Лермонтов, наконец, выпустив друга из объятий, поднялся и с робкой улыбкой сказал:
– Меня вы, безусловно, помните…
– Помним, Мишенька, – тихо сказала мама Раевского.
Лермонтов посмотрел на нее глазами, полными слез, и тихо сказал:
– И вы меня простите, Дарья Ивановна…
– Прекращай, Мишенька, – поморщилась старушка. – Единственное, о чем тебя прошу – не впутывай больше Славочку в эти истории…
– Маменька! – залившись краской, воскликнул Раевский. – Мишель никуда меня не впутывал, оставьте это! У меня, в конце концов, своя голова на плечах имеется!
– Ну-ну… – произнесла Дарья Ивановна, загадочно улыбаясь.

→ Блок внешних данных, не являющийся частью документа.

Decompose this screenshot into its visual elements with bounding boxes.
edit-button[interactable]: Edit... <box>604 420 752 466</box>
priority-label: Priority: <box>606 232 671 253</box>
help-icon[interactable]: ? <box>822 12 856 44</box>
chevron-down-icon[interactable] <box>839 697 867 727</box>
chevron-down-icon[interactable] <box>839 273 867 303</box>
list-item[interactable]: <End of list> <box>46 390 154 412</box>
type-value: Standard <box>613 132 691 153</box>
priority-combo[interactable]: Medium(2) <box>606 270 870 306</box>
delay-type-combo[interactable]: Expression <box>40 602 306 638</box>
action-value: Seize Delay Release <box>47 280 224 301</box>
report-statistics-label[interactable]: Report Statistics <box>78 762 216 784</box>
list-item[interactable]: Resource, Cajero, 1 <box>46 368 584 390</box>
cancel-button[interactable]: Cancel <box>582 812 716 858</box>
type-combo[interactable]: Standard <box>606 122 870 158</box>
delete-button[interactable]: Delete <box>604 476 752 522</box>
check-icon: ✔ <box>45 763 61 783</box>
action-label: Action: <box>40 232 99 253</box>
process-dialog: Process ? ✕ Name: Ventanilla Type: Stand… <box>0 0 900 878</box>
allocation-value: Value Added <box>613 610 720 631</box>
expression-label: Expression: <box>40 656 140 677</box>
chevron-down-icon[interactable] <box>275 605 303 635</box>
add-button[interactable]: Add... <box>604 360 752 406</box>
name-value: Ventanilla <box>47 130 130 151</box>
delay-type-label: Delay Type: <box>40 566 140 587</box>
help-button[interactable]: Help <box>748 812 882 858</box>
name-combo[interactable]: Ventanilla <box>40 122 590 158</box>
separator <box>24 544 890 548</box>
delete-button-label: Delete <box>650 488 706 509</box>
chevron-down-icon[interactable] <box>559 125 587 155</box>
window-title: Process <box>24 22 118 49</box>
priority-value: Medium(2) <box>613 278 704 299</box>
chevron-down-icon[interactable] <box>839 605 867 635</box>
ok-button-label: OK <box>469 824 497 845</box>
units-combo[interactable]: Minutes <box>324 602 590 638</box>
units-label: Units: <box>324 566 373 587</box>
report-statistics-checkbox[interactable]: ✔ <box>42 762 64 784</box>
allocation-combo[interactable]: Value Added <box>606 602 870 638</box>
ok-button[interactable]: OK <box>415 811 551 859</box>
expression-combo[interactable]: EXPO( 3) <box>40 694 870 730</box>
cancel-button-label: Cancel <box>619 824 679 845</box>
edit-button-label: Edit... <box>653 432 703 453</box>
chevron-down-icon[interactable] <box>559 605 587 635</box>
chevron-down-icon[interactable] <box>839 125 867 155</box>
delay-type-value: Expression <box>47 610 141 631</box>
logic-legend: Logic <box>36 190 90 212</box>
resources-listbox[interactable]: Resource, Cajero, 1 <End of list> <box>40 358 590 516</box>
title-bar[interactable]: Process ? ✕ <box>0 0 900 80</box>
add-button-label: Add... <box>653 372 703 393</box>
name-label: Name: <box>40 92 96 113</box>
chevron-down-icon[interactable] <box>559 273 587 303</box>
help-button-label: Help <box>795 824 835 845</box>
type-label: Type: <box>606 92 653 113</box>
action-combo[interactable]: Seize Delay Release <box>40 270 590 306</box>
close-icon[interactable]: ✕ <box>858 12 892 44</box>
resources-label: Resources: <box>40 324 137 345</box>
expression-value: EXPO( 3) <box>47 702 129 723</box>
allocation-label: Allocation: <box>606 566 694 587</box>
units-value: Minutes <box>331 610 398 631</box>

Мать с сестрой не задержались надолго – видимо, решив не смущать молодых людей, они покинули квартиру полчаса спустя после приезда Лермонтова и его друзей. Едва дверь за Дарьей Ивановной и Аней закрылась, Мишель сказал:
– Поедем в Павловск к цыганам, милый друг?
– Звучит заманчиво, – признался Раевский. – Сложно вспомнить, когда я гостил у них в последний раз…
– Да буквально за месяц до нашего ареста ездили, – пожал плечами Лермонтов.
– Ну, так сколько уже воды утекло? Два года с лишним минуло…
– И вправду… – пробормотал Лермонтов.
Он крепко задумался о чем-то, и Раевский, видя это, коснулся руки друга.
– Что тебя гложет, Мишель? – спросил Святослав.
– Да до сих пор не могу себе простить того, что с тобою сделали из-за меня… – нехотя признался Лермонтов.
Глаза его снова заблестели, и он отвернулся, не желая, чтобы другие обратили на это внимание.
– Из-за тебя? – ухмыльнулся Раевский. – Да нет, тут не твоя вина и не моя, что они настолько боятся любого порицания… Им только лесть подавай. Об этом ты и сказал, то есть по больному ударил, вот они и решили нас хорошенько проучить, чтобы не повадно было…
– Ты меня не верно понял, – с улыбкой сказал Лермонтов. – Я совершенно не жалею о том, что написал тот стих. Я жалею лишь о том, что, кроме меня, пострадал еще кто-то.
– За правое дело пострадать не зазорно. Поэтому – забудь. Куда ты там меня звал, к цыганам? – Раевский хлопнул себя ладонями по бедрам и резко встал с кровати. – Ну-с, в путь, друзья?
Дорога в Павловск прошла в оживленной беседе. Больше всех говорили, конечно же, Лермонтов и Раевский – обоим безумно хотелось обсудить все то, что они во время разлуки боялись доверять бумаге. Уваров видел, что страх, который сковывал Мишеля до встречи, испарился, точно папиросный дым; поэт снова был остроумен и весел, возможно, даже более чем раньше. И Петр Алексеевич прекрасно понимал друга – ведь чуть более года назад сам был точнехонько на его месте.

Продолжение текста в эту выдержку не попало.